Global categories
Marcin Pieńkowski wraca do gry
Marcin Pieńkowski ostatni raz w meczu ligowym zagrał 16 czerwca przeciwko Sokołowi w Ostródzie. Choć jego drużyna wygrała i wywalczyła awans on sam tamto spotkanie wspomina z mieszanymi uczuciami. Znalazł się bowiem wówczas w pierwszym składzie Widzewa, ale z powodu kontuzji plac gry opuścił już w 9. minucie.
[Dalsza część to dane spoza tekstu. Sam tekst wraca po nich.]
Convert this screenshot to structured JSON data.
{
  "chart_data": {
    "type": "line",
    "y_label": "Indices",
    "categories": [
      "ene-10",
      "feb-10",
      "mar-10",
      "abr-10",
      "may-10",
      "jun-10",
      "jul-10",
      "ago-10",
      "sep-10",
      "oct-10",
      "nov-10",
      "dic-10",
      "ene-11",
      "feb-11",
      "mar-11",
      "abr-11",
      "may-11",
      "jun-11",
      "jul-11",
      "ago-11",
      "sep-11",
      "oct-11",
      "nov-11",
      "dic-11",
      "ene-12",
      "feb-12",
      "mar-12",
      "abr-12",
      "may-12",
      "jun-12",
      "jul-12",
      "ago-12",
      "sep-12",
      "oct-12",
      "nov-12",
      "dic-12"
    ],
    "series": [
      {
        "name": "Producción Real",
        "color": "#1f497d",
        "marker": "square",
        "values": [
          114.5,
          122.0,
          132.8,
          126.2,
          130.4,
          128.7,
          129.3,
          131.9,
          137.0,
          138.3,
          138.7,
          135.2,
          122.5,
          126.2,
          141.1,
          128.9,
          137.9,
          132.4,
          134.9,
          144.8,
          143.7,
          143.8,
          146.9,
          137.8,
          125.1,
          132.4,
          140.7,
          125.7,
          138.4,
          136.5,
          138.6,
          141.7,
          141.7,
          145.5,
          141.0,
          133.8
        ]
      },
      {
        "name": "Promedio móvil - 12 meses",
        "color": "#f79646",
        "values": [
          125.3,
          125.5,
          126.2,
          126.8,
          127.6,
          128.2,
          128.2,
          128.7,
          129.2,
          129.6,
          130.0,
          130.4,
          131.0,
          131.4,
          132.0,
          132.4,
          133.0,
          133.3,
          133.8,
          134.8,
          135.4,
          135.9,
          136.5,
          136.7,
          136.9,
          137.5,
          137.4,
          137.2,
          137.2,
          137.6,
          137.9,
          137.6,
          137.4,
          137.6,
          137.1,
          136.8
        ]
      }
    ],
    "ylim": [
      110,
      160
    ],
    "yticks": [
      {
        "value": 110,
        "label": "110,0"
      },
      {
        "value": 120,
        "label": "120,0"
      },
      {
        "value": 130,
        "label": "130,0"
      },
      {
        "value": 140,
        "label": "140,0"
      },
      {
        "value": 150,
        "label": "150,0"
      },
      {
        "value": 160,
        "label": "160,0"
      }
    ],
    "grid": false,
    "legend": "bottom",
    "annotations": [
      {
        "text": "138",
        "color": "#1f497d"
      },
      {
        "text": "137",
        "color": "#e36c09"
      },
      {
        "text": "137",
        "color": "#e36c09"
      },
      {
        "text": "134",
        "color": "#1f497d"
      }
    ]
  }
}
Od tego czasu walczył ambitnie o powrót, mając jednak na uwadze, że zdrowie jest najważniejsze. Pod wrażeniem jego zaangażowania był sztab medyczny Widzewa. - Marcin wykonał tytaniczną pracę - podkreślił doktor Radosław Grabowski. Pieńkowski korzystał z każdej nadarzającej się okazji, żeby przyspieszyć rehabilitację i w najlepszy możliwy sposób przygotować organizm do powrotu.
Jego starania sprawiły, że może już w pełni trenować z kolegami. Wtorkowe badania potwierdziły, że nie ma żadnych przeciwskazań, żeby "Pieniu" pracował na pełnych obciążeniach i rywalizował na zajęciach z kolegami, a w lidze z kolejnymi rywalami. W związku z tym Pieńkowski, który w zeszłym sezonie w 15 występach zdobył dla Widzewa jedną bramkę, wrócił wreszcie do tzw. rytmu meczowego i z każdym kolejnym treningiem powinien być bliżej optymalnej dyspozycji.